Turns out it’s a Predator, a highly evolved alien hunter who resembles an outer-space crustacean and announces his presence with a series of unnerving clicks and throaty gurgles. Equipped with the power of invisibility and technically advanced weapons, the Predator attacks a group of colonizing French fur trappers and then Naru’s family.
The odds seem stacked against Naru in the resulting showdown, but, as she says, “It knows how to hunt. But I know how to survive.”
It’s been tough to be a Predator fan in recent years. The alien bullies have featured in several not-so-great flicks, including 2018’s suburban terror entry, “The Predator.” That one included lines like, “They’re large, they’re fast and ‘bleeping’ you up is their idea of tourism.” It’s a really bad movie that makes “Sharknado” look like “2001: A Space Odyssey.”
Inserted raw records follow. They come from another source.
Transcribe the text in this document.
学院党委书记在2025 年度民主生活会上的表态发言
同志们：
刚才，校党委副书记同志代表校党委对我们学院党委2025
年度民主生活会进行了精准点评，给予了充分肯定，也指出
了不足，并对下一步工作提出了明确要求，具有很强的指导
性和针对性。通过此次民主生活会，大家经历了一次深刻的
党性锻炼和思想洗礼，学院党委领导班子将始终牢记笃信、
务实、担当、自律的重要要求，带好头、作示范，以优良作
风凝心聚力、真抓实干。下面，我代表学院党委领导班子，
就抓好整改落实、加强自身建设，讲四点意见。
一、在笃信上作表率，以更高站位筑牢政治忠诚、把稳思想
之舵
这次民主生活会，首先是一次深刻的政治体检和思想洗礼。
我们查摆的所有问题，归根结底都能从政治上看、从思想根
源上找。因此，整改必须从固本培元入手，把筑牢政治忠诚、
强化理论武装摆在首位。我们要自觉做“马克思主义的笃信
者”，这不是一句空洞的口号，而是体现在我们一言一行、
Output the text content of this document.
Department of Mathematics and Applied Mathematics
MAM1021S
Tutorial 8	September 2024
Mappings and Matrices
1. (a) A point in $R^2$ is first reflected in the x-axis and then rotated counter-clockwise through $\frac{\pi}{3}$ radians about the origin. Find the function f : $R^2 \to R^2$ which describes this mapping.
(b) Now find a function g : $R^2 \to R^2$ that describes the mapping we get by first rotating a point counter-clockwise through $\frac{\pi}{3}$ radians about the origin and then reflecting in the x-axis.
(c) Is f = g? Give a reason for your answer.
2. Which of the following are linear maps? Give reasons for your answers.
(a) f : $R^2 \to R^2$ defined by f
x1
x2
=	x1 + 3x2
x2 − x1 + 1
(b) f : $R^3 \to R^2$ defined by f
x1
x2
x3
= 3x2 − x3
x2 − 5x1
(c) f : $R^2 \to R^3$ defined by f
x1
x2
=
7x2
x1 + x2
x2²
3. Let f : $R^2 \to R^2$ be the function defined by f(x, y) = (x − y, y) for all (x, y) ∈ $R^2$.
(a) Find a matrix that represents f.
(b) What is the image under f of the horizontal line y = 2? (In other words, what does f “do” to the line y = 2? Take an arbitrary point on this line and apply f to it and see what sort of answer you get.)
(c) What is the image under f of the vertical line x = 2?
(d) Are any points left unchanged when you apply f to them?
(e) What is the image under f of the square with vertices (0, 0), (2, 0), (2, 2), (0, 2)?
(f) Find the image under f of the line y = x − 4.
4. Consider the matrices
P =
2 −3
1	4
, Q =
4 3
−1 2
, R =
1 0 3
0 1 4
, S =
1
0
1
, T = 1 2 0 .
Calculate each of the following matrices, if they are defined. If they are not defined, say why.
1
I’m happy to report “Prey” is a return to form. Directed by Dan “10 Cloverfield Lane“ Trachtenberg from a script by Patrick Aison, this is a stripped-down sci fi action movie with a strong hero and tension to spare. The story is a bare-bones tale of survival, but given an interesting twist.
As an Indigenous woman Naru is a determined central figure, one battling for her place in the tribe as well as for the survival of the only way of life she has ever known. Midthunder is terrific, making Naru jump off the screen with a minimum of dialogue. It’s a performance that delivers the required action, while still allowing a fully-formed character to emerge.
“Prey” takes the “Predator” franchise in a different direction while still maintaining the bloodthirsty scenes that fans crave. The image of an invisible Predator made visible by bear blood and guts is a standout.
“Prey” is a period piece, that delivers solid action, but just as importantly, doesn’t treat its Indigenous characters as secondary to the story. A primarily Indigenous cast transcends stereotypes to create varied, interesting and complex characters in a genre that has not always been inclusive or respectful.